Hair Like Water, Wavy Like the Sea

Hair. Straightened, bleached, coloured, curled, relaxed, suffocated under layers of toxic products, few are the women (and even men nowadays) who accept their natural hair or head as it is.

Marketing campaign after marketing campaign, product after product, they’ve destroyed our self-esteem, we’ve lost faith in our ability to love ourselves as we are, replaced it with the quest for an illusion that is ever-changing and most times, just out of reach.

For years I battled this wild mane of hair on my head, like many women before ceramic straighteners were invented I ironed it, often scalding my forehead and ears in the process.

Then came the colour and heat treatments and bleach, I tortured my hair and myself all these years because I had let myself believe the lies they effectively pump us full of since birth to make themselves richer and richer.

Until I decided I was done poisoning my mind and body and embarked on a journey of learning to love myself, naturally, as I am. I’m not going to lie, it could be easier, it might even be the work of a lifetime. I’m trying and that is all anyone can really ever do.

To start, I looked at the time I was spending on my hair, the number of appointments and products and the sheer quantity of toxicity present within them and in contact with my skin and planet, not to mention the plastic waste on top of that. I asked myself why I was doing it all, was it really because I enjoyed it, or was it because conforming to the media’s latest concept of beauty is what defines a woman’s value for many of us?

The first 5 pictures are my hair now, naturally sunkissed and savage, baby white hair and frizzy in places, but a true expression of my genes in material form, whether we like it or not, that’s just what I came in with. The last 5 pictures are how I hid for years, chemically dried out and burnt to a crisp, loaded with toxins and toasted even further to smooth it into submission.

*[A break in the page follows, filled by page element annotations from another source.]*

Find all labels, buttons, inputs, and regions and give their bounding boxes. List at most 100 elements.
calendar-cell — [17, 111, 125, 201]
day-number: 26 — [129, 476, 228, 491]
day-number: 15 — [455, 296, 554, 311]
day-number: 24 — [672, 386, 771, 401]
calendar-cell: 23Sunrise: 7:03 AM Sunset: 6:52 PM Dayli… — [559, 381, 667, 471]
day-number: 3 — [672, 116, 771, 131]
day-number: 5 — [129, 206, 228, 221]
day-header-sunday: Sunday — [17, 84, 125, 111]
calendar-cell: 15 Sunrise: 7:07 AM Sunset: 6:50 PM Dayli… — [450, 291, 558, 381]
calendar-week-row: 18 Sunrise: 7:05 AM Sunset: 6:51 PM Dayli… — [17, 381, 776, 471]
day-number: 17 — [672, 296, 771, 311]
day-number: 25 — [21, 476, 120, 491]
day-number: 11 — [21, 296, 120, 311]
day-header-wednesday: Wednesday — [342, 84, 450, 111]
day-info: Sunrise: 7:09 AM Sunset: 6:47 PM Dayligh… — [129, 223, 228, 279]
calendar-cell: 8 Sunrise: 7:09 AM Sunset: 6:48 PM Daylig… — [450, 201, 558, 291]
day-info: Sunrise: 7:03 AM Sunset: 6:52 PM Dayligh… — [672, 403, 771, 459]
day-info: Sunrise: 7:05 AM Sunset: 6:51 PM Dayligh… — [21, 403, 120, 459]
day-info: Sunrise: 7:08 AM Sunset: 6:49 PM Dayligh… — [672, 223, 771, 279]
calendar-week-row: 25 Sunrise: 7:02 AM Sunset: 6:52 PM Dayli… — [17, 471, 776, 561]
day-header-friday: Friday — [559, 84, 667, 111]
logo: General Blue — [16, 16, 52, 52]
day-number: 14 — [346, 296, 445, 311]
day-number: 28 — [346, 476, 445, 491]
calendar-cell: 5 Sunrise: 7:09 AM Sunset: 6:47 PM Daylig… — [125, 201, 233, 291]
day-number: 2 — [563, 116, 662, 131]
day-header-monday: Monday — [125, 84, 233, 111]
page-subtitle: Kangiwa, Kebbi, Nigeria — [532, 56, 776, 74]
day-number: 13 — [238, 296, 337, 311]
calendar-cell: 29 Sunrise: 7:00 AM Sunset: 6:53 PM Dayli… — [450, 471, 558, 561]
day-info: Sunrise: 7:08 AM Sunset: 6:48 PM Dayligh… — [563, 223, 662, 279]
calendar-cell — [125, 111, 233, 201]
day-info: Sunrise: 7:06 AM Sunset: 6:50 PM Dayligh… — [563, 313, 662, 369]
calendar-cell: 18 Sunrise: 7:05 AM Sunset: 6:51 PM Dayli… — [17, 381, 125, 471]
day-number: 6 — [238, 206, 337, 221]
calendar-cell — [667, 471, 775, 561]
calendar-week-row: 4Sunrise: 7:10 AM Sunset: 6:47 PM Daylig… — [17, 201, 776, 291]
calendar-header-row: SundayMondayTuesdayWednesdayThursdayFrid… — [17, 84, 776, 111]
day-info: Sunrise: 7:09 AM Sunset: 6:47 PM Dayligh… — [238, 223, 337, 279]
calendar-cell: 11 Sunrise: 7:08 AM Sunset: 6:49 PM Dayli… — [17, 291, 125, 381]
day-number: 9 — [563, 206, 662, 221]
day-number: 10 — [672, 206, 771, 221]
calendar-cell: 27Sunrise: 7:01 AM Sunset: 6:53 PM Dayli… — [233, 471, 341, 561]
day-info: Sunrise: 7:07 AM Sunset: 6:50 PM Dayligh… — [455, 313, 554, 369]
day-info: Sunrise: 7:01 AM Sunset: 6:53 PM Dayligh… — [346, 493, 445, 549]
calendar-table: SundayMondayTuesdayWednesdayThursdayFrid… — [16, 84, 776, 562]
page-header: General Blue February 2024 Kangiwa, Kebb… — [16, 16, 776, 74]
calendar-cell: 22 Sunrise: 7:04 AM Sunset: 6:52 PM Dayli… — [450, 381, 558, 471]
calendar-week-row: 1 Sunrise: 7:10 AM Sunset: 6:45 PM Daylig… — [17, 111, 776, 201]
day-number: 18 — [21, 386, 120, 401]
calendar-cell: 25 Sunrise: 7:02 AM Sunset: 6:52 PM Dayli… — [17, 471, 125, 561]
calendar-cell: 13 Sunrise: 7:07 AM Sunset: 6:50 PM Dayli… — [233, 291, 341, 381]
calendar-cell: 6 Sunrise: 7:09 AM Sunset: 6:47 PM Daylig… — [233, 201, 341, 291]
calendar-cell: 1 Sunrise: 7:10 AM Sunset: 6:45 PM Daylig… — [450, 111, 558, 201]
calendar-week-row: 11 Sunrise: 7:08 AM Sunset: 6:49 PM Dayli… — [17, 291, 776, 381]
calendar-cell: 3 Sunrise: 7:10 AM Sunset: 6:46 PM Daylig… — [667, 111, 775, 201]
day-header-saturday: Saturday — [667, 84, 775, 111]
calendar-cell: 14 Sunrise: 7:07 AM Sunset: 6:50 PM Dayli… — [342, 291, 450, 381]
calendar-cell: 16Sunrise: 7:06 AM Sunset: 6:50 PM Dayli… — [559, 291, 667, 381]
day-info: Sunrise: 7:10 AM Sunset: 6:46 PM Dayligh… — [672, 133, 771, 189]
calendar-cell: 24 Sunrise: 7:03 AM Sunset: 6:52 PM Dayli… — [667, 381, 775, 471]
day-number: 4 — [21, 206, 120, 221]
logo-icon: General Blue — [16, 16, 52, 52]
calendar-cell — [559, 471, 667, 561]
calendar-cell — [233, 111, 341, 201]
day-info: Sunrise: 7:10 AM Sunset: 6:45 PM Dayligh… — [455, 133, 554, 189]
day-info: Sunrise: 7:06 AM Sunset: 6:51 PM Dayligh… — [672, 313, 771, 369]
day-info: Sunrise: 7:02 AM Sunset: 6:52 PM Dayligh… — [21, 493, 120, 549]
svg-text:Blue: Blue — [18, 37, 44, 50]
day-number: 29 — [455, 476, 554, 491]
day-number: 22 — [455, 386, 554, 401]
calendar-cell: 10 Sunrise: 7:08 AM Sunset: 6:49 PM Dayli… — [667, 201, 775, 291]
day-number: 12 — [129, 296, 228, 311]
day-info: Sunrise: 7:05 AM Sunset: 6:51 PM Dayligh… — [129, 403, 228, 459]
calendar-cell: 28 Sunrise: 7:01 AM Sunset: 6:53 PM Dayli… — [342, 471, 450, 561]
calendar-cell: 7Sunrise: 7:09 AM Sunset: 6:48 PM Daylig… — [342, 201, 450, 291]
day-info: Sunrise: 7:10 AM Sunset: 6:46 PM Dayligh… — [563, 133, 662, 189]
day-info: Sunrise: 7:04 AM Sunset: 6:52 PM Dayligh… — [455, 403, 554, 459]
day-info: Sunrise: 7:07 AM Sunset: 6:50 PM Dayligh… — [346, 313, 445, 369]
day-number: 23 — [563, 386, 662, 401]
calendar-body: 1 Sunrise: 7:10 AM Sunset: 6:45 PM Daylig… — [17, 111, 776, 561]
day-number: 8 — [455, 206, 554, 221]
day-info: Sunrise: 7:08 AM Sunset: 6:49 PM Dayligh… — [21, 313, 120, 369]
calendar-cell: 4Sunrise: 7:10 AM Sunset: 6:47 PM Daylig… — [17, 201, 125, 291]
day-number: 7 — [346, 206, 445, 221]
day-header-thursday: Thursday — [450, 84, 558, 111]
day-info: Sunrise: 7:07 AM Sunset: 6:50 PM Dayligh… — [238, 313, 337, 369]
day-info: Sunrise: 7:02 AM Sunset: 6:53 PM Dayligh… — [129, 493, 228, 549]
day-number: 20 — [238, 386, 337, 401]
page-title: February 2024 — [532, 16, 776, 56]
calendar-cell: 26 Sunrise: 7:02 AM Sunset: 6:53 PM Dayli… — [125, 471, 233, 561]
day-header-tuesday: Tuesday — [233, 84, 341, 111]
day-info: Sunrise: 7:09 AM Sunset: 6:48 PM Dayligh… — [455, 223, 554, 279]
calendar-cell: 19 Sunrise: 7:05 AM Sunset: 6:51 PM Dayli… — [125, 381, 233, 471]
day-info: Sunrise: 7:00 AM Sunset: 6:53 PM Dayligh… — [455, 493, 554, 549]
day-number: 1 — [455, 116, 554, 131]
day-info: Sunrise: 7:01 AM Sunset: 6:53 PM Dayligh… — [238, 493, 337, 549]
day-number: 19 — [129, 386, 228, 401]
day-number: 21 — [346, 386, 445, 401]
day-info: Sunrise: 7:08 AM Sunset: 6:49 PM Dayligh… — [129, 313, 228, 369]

Sure it’s probably more agreeable to society, but after everything I’ve learned, I’m not about that nonsense anymore.

It was all exhausting to be honest, and even if I still don’t fully accept myself, I’m very glad to have chosen to detach in whatever way possible from this toxic industry and self-abasing behaviour, my physical and mental health is benefitting in so many ways I’d need an hour to explain it all.

When I think back to the things I did in the name of beauty it makes me shudder, I now see it as a kind of socially acceptable form of abuse and it needs to stop. I’ll have been here for 32 years soon, noticing more and more white hairs appearing but I’m ready to accept the challenge of ageing as my body is programmed to, with grace and without artifice.

After realising the extent of toxic, damaging ingredients being used in common products we automatically assume safe, the greenwashing and lies surrounding the push for natural and organic products, and the profits being made amongst all of it. It really hurt to see what we are doing to ourselves, animals and the planet because it’s been suggested that we might not be enough as we are, and we believe it no matter the cost.

I hear all these women who are ashamed of their appearance, even after suffering trauma or giving birth, who are ashamed of the way they change with the wisdom and force they acquire over the years, who even undergo serious surgery and injections that are played down and even normalised from a younger and younger age, all just to appease that destructive voice inside, a voice that wouldn’t even reside there if we didn’t keep chasing the carrot the celebrity, media and tv society dangles so provocatively before us. Enough is enough and it starts with us.